Particular examples of organopentasiloxane according to the present invention include 1-vinyl-9,9,9-trimethoxyoctamethylpentasiloxane of the formula ViMe ₂ SiO (Me ₂ SiO) ₃ Si (OMe) ₃ , wherein Vi is Vinyl and Me is methyl). Such organopentasiloxane is particularly preferred for the silicone composition of the present invention comprising a microencapsulated hydrosilylation catalyst. Importantly, the organopentasiloxane does not dissolve the silicone resin in the microencapsulated catalyst under ambient conditions. In addition, organopentasiloxanes exhibit excellent adhesion to metals commonly used in the manufacture of electronic devices. Types of prior adhesion promoters are described in US Pat. No. 5,194,649.

The silicone composition of the present invention may further comprise an appropriate amount of solvent to lower the viscosity of the composition and to facilitate the preparation, handling and application of the composition. Examples of suitable solvents include saturated hydrocarbons having 1 to 20 carbon atoms; Aromatic hydrocarbons such as xylenes; Weapon spirits; Halo hydrocarbons; ester; Ketones; Silicone fluids such as linear, branched, and cyclic polydimethylsiloxanes; And mixtures of such solvents. Optimal concentrations of certain solvents in the silicone composition of the invention are readily determined by routine experimentation.

In general, the silicone compositions of the present invention also contain small amounts of additional components (e.g., antioxidants, pigments, stabilizers, precured silicone rubbers), as long as they do not adversely affect the physical properties of the silicone adhesive, in particular contact resistance and volume resistivity Powders and fillers).

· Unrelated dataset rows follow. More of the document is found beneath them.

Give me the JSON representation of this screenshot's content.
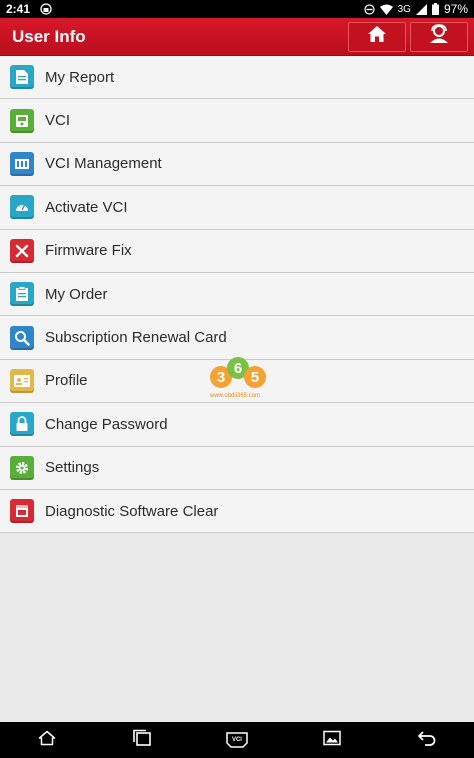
{
  "status_bar": {
    "time": "2:41",
    "network": "3G",
    "battery": "97%"
  },
  "header": {
    "title": "User Info",
    "home_icon": "home-icon",
    "user_icon": "user-support-icon"
  },
  "menu": [
    {
      "label": "My Report",
      "icon": "report-icon",
      "color": "#2aa6c6"
    },
    {
      "label": "VCI",
      "icon": "vci-icon",
      "color": "#5aae3a"
    },
    {
      "label": "VCI Management",
      "icon": "vci-management-icon",
      "color": "#2f86c8"
    },
    {
      "label": "Activate VCI",
      "icon": "activate-vci-icon",
      "color": "#2aa6c6"
    },
    {
      "label": "Firmware Fix",
      "icon": "firmware-fix-icon",
      "color": "#d62a35"
    },
    {
      "label": "My Order",
      "icon": "order-icon",
      "color": "#2aa6c6"
    },
    {
      "label": "Subscription Renewal Card",
      "icon": "search-icon",
      "color": "#2f86c8"
    },
    {
      "label": "Profile",
      "icon": "profile-icon",
      "color": "#e3b84a"
    },
    {
      "label": "Change Password",
      "icon": "lock-icon",
      "color": "#2aa6c6"
    },
    {
      "label": "Settings",
      "icon": "gear-icon",
      "color": "#5aae3a"
    },
    {
      "label": "Diagnostic Software Clear",
      "icon": "clear-icon",
      "color": "#d62a35"
    }
  ],
  "watermark": {
    "logo": "365",
    "url": "www.obdii365.com"
  },
  "nav_bar": {
    "vci_label": "VCI"
  }
}
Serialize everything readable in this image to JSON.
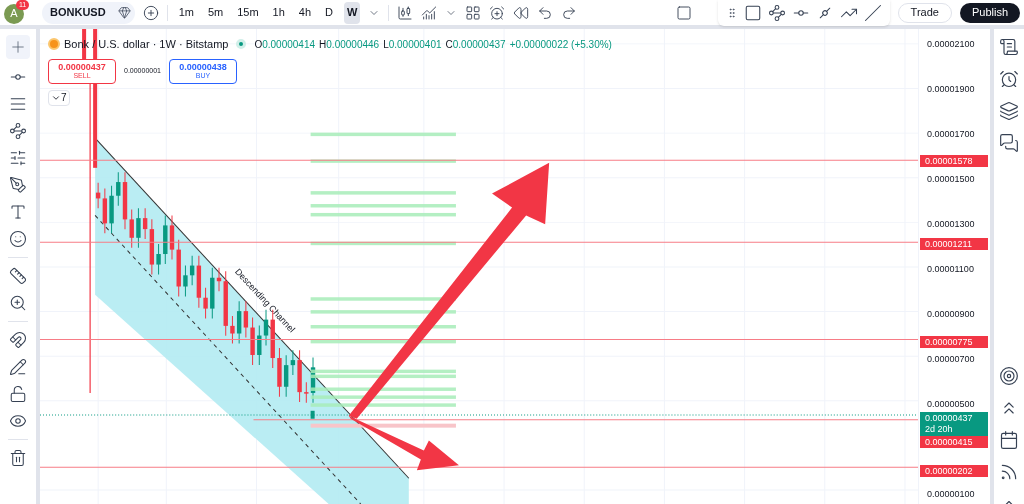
{
  "top_bar": {
    "avatar": {
      "initial": "A",
      "badge": "11"
    },
    "symbol": "BONKUSD",
    "intervals": [
      {
        "label": "1m",
        "selected": false
      },
      {
        "label": "5m",
        "selected": false
      },
      {
        "label": "15m",
        "selected": false
      },
      {
        "label": "1h",
        "selected": false
      },
      {
        "label": "4h",
        "selected": false
      },
      {
        "label": "D",
        "selected": false
      },
      {
        "label": "W",
        "selected": true
      }
    ],
    "buttons": [
      {
        "label": "Trade",
        "kind": "outline"
      },
      {
        "label": "Publish",
        "kind": "dark"
      }
    ]
  },
  "legend": {
    "title": "Bonk / U.S. dollar · 1W · Bitstamp",
    "ohlc": [
      {
        "key": "O",
        "value": "0.00000414"
      },
      {
        "key": "H",
        "value": "0.00000446"
      },
      {
        "key": "L",
        "value": "0.00000401"
      },
      {
        "key": "C",
        "value": "0.00000437"
      }
    ],
    "change": "+0.00000022 (+5.30%)",
    "sell": {
      "price": "0.00000437",
      "label": "SELL"
    },
    "spread": "0.00000001",
    "buy": {
      "price": "0.00000438",
      "label": "BUY"
    },
    "indicators_count": "7"
  },
  "chart": {
    "annotation": "Descending Channel"
  },
  "price_axis": {
    "ticks": [
      "0.00002100",
      "0.00001900",
      "0.00001700",
      "0.00001500",
      "0.00001300",
      "0.00001100",
      "0.00000900",
      "0.00000700",
      "0.00000500",
      "0.00000100"
    ],
    "tags": [
      {
        "value": "0.00001578",
        "kind": "level"
      },
      {
        "value": "0.00001211",
        "kind": "level"
      },
      {
        "value": "0.00000775",
        "kind": "level"
      },
      {
        "value": "0.00000437",
        "kind": "last",
        "countdown": "2d 20h"
      },
      {
        "value": "0.00000415",
        "kind": "level"
      },
      {
        "value": "0.00000202",
        "kind": "level"
      }
    ]
  }
}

The silicone composition of the present invention is a one-part composition comprising the components (A) to (E) as one part, or two or more liquids (A) to the component (A). component (A) or component (B) may be a multi-part composition which is not present in the same part as component (C) and component (E). For example, a multi-liquid silicone composition for producing a silicone adhesive may comprise a first part comprising part of component (A), part of component (B), part of component (D) and all of component (E). And a second part containing component (A), component (B) and the remainder of component (D) and all of component (C).

The one-component silicone compositions of the present invention are generally prepared by combining components (A) through (E) and optional components at ambient temperatures in the ratios mentioned, in the presence or absence of the solvents mentioned above. The order of addition of the many components is not critical, but when the silicone composition is used immediately, the hydrosilylation catalyst is preferably added last at a temperature below 30 ° C. to prevent premature curing of the composition. In addition, the multi-liquid silicone composition of the present invention can be prepared by combining the specific components indicated for each liquid.

Mixing is carried out batchwise or continuously by techniques known in the art (eg milling, compounding and stirring). The particular device is measured by the viscosity of the components and the viscosity of the final silicone composition.

The silicone composition of the present invention should be stored in a sealed container to prevent exposure to air and moisture. The one-component silicone compositions of the present invention can be stored for several weeks at room temperature without changing the properties of the cured silicone adhesive product. However, the shelf life of the one-component silicone composition of the present invention can be extended to several months by storing the mixture at a temperature of 0 ° C. or lower, preferably −30 to −20 ° C. The individual sealing packages of the above-mentioned multi-liquid silicone compositions can be stored for 6 months or more under ambient conditions, without degrading the performance of the composition prepared upon mixing.

The silicone composition of the present invention may be a metal such as aluminum, gold, silver, copper and iron, and alloys thereof; silicon; Fluorocarbon polymers such as polytetrafluoroethylene and polyvinylfluoride; Polyamides such as nylon; Polyimide; Polyester; ceramic; And a wide variety of solid substrates including glass. In addition, the silicone composition of the present invention may be applied to the substrate by any suitable means (eg spraying, syringe dispensing, screen or stencil printing or ink jet printing).

The silicone adhesive according to the invention comprises the reaction product of the silicone composition containing the above-mentioned components (A) to (E). The silicone composition of the present invention may be cured by heating at room temperature or at a temperature of 200 ° C. or lower, preferably 70 to 200 ° C., more preferably 125 to 175 ° C. for a suitable time. For example, the silicone composition of the present invention cures at 150 ° C. for less than 2 hours.

The silicone composition of the present invention has many advantages, including good flowability, low volatile organic compound (VOC) content, and adjustable curing. In addition, the silicone composition of the present invention is cured to produce silicone adhesives having good adhesion and unexpectedly good electrical properties.

With regard to flowability, the silicone composition of the present invention has the rheological properties required for many applications and is easily dispensed and applied using standard equipment.

In addition, the silicone compositions of the present invention that do not require a solvent for many applications have a very low VOC content. Consequently, the silicone composition of the present invention prevents the health, safety and environmental hazards associated with solvent containing silicone compositions. In addition, the solventless compositions of the invention generally shrink less than solvent containing silicone compositions during curing.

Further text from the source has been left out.